Researchers have uncovered a new function for alpha-synuclein, a protein marker of Parkinson’s, with potential implications for drug development.
A key Parkinson’s disease protein lives a "double life"
One of the hallmarks of Parkinson’s disease (PD) is the accumulation in the brain of a protein known as alpha-synuclein. For more than two decades, alpha-synuclein has been a focal point of attention for researchers, clinicians and drug makers interested in PD. But alpha-synuclein’s function is not well understood. A new study led by investigators at Brigham and Women’s Hospital, Harvard Stem Cell Institute, and the Broad Institute of MIT and Harvard shines new light on the role of alpha-synuclein, uncovering a new function for the protein with relevance for PD and related conditions. Findings are published in Cell.
“Our study offers new insights into a protein that is known to be at the center of the development of Parkinson’s disease and related disorders,” said corresponding author Vikram Khurana, chief of the Division of Movement Disorders within the Department of Neurology at the Brigham and Harvard Medical School, and a principal investigator within the Ann Romney Center for Neurologic Diseases at the Brigham. “This is a protein that is being targeted by current therapeutics, but its function has been elusive. Traditionally, alpha-synuclein has been thought to play a role in binding to the cell membrane and transporting structures known as vesicles. But our study suggests alpha-synuclein is leading a double life.”

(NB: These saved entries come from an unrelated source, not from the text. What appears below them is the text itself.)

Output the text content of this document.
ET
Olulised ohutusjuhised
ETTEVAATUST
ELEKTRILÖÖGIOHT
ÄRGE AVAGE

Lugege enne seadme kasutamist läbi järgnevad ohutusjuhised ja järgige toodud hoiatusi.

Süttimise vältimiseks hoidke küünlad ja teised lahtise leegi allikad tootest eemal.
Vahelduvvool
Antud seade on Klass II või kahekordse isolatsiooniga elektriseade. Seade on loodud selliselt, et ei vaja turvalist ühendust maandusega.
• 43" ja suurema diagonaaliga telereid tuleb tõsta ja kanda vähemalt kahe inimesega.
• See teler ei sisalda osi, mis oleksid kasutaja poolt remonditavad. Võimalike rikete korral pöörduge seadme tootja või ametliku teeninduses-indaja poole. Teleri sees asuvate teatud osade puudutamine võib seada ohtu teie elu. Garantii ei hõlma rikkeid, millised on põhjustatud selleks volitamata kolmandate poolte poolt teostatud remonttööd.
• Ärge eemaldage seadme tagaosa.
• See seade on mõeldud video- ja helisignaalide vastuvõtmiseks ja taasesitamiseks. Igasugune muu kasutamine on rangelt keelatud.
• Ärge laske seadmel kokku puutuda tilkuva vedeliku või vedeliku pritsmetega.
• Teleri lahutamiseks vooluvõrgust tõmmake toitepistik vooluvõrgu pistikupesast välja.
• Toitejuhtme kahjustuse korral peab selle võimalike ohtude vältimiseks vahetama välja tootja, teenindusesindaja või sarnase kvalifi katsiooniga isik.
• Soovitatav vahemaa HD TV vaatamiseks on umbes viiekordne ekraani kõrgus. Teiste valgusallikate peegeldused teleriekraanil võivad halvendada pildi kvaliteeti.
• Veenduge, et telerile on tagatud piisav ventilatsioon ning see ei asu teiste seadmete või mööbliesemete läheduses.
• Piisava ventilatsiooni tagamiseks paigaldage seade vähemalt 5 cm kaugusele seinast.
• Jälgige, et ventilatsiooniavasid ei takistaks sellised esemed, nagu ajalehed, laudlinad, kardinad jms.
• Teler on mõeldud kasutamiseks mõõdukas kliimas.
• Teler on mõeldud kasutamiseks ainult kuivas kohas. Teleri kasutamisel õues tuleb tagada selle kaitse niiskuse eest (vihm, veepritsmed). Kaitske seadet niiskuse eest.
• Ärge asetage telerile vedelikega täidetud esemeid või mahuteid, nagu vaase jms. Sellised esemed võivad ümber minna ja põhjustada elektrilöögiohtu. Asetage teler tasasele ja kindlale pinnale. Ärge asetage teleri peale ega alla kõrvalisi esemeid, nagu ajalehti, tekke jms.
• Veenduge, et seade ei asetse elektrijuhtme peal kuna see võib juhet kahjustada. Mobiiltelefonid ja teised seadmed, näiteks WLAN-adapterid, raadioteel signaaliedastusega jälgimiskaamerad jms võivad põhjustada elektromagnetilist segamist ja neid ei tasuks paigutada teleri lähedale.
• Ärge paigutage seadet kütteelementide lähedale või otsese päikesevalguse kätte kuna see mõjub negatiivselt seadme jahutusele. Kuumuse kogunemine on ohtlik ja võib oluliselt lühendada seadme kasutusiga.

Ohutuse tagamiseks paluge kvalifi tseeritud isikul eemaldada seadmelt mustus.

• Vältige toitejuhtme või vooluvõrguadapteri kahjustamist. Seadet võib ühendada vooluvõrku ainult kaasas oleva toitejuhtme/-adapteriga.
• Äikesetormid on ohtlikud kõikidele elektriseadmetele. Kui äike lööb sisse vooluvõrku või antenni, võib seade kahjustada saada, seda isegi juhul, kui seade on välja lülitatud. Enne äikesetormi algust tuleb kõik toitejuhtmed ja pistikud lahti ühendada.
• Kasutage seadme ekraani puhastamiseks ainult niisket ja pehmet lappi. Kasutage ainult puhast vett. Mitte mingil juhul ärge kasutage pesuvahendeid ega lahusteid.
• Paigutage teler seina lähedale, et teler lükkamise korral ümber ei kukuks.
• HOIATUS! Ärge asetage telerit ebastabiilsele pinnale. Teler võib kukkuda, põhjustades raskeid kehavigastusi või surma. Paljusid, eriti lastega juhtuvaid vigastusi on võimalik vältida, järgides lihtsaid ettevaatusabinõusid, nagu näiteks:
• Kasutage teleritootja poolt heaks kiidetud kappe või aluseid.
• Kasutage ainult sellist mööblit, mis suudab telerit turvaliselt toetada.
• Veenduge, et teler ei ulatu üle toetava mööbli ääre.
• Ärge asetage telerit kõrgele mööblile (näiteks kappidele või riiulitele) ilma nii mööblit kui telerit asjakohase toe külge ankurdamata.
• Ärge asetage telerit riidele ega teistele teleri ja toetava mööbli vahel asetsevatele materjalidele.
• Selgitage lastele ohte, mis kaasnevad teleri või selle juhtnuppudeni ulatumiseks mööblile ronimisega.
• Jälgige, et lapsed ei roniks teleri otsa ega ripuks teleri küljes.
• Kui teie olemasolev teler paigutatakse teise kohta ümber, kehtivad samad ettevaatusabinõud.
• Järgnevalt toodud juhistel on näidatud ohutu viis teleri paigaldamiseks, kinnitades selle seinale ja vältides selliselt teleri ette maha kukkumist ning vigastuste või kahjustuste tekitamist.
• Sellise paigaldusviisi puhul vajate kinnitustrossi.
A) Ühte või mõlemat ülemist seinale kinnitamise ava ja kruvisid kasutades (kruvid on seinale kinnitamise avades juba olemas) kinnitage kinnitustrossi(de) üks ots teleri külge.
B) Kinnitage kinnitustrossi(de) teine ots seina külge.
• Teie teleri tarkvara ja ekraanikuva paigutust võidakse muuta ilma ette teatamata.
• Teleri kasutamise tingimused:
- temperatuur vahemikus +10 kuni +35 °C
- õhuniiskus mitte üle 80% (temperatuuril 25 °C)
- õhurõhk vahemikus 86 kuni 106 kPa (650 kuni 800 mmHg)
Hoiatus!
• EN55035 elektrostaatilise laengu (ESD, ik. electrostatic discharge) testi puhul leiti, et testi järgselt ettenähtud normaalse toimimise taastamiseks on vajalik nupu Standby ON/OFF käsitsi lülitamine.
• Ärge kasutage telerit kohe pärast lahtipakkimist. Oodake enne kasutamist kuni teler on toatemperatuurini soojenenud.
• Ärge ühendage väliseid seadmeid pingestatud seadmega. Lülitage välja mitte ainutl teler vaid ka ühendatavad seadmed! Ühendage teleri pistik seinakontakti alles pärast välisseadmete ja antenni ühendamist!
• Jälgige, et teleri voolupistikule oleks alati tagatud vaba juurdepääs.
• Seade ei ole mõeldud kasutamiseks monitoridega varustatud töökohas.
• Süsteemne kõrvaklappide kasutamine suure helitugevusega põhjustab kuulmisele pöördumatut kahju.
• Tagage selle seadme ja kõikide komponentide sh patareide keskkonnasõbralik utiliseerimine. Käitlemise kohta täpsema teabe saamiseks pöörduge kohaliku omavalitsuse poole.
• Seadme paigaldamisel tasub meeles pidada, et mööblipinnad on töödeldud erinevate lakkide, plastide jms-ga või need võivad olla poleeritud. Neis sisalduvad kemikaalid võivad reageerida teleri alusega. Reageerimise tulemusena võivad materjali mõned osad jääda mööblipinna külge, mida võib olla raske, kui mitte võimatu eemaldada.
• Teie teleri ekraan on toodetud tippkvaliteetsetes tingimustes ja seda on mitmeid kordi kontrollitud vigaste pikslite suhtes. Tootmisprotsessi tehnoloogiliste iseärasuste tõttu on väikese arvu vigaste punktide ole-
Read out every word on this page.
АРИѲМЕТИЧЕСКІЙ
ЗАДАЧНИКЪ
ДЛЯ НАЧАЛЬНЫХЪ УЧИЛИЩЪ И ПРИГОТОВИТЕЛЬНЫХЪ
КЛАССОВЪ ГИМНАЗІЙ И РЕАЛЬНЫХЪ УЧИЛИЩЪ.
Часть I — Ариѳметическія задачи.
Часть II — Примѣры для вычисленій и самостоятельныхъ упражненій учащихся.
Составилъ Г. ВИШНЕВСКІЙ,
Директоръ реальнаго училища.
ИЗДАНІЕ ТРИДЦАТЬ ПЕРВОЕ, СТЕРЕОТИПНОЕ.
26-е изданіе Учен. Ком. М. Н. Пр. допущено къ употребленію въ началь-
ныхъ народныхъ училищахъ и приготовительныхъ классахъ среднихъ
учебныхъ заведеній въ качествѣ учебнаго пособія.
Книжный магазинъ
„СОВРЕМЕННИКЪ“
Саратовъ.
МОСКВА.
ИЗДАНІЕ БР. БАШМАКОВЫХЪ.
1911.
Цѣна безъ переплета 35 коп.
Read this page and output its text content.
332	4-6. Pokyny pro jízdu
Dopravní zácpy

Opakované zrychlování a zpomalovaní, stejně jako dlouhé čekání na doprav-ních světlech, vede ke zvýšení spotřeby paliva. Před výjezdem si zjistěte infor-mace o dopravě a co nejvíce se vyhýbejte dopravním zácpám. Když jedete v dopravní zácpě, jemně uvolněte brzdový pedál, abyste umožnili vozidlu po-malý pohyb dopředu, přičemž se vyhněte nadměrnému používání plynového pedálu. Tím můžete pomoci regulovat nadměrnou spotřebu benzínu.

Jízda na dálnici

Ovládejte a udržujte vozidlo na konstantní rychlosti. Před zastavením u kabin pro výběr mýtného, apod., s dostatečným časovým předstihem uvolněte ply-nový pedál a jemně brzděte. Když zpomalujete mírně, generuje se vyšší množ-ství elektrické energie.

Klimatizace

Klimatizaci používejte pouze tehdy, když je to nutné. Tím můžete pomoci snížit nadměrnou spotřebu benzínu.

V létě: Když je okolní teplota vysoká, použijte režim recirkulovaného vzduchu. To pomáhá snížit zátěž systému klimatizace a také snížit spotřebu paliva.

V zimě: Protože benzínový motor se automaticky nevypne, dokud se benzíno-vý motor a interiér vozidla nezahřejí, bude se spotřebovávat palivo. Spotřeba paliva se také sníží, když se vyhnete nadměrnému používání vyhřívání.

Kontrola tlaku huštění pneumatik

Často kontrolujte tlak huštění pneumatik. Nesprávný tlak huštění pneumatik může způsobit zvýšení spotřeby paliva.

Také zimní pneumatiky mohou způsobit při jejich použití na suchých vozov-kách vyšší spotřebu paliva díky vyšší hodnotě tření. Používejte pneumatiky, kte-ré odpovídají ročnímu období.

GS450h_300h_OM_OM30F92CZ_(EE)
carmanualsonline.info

Khurana and colleagues’ initial leads came from yeast and fruit fly models of alpha-synuclein toxicity and were substantiated through studies of human cells, patient-derived neurons and human genetics. The team found that the very same part of the alpha-synuclein protein that interacts with vesicles also binds to "P-body" structures, machinery in the cell that regulates the expression of genes through messenger RNAs (mRNAs). In induced pluripotent stem cell-derived neurons generated from PD patients with alpha-synuclein gene mutations, the physiologic structure and function of the P-body was lost, and mRNAs were abnormally regulated. The same occurred in tissue samples from postmortem brains from patients. Human genetic analyses supported the disease-relevance of these findings: patients who accumulate mutations in P-body genes appeared to be at higher risk for PD.
The authors, including scientists with the Broad Institute's Proteomics Platform, describe alpha-synuclein as a “toggle switch” that regulates two very distinct functions: transport of vesicles and gene expression. In disease states, the balance is broken. The findings have potential implications for development of treatments for PD. The authors note that more clarity is needed on which of the P-body machinery components might be the best targets for a therapeutic intervention. Ongoing genetic studies aim to identify which patients might be best suited for such an intervention, and how much this newly discovered pathway contributes to risk of the disease and disease progression in PD patients at large.
“If we want to be able to develop treatments that target alpha-synuclein, we need to understand what this protein does and the potential consequences of reducing its level or activity,” said lead author Erinc Hallacli, of the Department of Neurology and the Ann Romney Center for Neurologic Diseases at the Brigham. “This paper provides important information to fill our knowledge gaps about this protein, which may be beneficial for clinical translation.”
Funding for this research was provided by part a Brigham Research Institute Director’s Transformative Award, the US Department of Defense, the Human Frontier Science Program, the National Institutes of Health, Alzheimer’s Research UK, a Biomarkers Across Neurodegenerative Diseases Grant from the Alzheimer’s Association, the Koerner New Scientist Program from the Koerner Family Foundation, the Michael J. Fox Foundation for Parkinson’s Research, and the Weston Brain Institute.